We got a call yesterday from the young surgeon wonder - he has the pre results. Pre results? what happened to RESULTS?
They are sending the green monster on to Mayo clinic for second report, and cant speculate any more on that until we hear from them. Because what they think I have is very rare, something that isnt seen even yearly. when i first heard this I envisioned a special black box, holding the green monster at bay, with two secret service men on either side, peering out of the helicopter as it flys towards the Mayo Clinic in Minnesota. A second vision burst that bubble, revealing a '67 volkswagon van with a old red coleman medical cooler plugged into the cigarette lighter, tijuana brass band music playing loudly out of the broken speakers, dingle balls bouncing in time to the ruts in the road on old highway 2 in north dakota....I stared suspiciously at Mr. foresterman. gotta give him credit, he didnt even roll his eyes when the young surgeon wonder said "rare".

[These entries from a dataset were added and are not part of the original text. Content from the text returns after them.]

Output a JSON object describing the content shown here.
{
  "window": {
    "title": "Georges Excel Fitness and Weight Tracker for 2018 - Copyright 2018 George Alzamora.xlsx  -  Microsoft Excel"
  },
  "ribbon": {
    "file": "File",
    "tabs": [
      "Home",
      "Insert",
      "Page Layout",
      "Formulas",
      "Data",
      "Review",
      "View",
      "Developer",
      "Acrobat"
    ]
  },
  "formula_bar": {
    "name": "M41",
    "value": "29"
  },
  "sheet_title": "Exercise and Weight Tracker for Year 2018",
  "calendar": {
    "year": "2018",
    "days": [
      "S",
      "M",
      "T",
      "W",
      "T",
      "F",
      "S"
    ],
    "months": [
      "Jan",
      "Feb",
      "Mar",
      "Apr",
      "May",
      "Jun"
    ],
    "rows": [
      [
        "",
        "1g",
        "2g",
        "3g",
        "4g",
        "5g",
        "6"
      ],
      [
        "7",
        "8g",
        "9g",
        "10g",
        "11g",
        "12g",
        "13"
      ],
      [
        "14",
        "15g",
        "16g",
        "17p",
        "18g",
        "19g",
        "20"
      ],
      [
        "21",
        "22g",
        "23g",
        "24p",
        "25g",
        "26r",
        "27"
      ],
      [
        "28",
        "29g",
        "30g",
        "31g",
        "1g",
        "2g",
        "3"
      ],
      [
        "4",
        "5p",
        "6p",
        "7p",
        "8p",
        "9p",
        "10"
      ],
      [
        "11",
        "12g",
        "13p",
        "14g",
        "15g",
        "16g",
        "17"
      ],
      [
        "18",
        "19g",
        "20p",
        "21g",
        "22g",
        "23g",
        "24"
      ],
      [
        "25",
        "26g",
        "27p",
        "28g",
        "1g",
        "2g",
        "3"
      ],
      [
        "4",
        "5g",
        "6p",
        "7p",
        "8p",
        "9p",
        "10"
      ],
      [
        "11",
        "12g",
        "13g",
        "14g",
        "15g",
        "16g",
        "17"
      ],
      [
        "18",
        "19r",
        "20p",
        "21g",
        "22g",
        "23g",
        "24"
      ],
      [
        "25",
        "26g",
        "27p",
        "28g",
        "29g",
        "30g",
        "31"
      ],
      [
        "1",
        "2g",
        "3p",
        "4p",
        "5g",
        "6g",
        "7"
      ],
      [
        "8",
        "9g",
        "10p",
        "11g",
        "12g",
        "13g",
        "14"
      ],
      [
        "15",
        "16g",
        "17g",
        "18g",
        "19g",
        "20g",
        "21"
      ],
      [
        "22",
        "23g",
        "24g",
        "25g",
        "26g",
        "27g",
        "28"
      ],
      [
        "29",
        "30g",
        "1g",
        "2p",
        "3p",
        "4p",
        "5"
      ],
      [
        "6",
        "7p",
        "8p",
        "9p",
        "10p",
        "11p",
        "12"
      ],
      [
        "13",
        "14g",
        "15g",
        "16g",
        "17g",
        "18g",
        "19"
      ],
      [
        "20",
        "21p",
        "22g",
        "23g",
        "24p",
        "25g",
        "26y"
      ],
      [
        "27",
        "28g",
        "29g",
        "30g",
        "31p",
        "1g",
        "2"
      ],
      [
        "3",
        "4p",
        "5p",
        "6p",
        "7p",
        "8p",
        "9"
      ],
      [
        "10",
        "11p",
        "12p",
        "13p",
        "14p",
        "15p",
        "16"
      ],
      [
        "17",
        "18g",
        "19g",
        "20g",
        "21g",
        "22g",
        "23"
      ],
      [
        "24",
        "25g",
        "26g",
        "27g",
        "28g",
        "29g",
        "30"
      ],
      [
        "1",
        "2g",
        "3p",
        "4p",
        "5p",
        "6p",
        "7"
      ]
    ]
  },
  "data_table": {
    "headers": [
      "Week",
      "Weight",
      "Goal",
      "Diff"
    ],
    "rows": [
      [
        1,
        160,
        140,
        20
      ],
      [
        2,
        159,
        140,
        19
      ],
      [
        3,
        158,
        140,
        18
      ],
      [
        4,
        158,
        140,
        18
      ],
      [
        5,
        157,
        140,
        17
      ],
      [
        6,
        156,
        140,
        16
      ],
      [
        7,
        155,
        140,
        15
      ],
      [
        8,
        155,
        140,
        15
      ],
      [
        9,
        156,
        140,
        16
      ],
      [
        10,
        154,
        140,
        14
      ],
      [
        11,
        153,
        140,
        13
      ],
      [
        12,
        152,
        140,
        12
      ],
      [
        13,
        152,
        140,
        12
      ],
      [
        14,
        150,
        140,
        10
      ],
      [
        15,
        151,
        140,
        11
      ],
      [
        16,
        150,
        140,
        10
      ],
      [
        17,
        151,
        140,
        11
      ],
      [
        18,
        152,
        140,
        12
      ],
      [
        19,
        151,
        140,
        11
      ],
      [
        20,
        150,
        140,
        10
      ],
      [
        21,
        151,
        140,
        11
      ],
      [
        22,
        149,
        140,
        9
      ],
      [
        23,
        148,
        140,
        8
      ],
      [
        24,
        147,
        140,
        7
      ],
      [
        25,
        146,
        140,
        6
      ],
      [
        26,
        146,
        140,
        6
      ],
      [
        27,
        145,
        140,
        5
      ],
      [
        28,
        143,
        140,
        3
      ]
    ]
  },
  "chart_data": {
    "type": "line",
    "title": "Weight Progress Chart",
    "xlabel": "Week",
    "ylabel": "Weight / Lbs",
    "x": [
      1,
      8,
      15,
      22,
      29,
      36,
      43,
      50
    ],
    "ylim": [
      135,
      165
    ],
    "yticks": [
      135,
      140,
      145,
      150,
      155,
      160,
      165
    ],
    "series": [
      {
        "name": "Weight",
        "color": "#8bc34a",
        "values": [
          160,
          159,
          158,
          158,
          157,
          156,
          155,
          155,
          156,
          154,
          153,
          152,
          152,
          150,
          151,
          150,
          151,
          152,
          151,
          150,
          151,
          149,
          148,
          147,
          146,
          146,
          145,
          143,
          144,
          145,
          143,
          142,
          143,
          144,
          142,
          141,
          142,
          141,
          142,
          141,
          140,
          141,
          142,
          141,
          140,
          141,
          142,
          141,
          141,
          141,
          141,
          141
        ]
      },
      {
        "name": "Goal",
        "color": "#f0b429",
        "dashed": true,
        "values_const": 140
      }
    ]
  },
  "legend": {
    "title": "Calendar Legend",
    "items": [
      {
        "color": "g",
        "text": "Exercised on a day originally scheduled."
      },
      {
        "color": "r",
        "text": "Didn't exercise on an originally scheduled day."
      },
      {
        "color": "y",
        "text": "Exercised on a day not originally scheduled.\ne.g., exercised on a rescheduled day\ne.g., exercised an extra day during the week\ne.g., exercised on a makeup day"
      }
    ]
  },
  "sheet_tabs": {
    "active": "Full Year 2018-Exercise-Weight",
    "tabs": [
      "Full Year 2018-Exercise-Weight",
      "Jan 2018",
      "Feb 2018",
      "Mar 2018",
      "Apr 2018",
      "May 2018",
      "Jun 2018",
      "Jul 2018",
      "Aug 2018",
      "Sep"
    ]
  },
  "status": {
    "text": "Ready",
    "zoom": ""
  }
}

Mr foresterman can tell you how rare I can be - "no, sorry, thats the laaaassst one" "no, sorry, thats out of stock" "no, sorry, that has been discontinued.." as I look at him pleadingly, wailing "but we must haaaave it!!!! its rare!!!". Poor guy. Even in illness....
They think I have Castlemans disease.
?
The above explains it in layman terms.
insert picture here of little miss holding a big honkin' sword instead of a double barrel gun...
ps -pictures are hard to take right now when certain people wont even let me walk up the stairs on my own. pfft.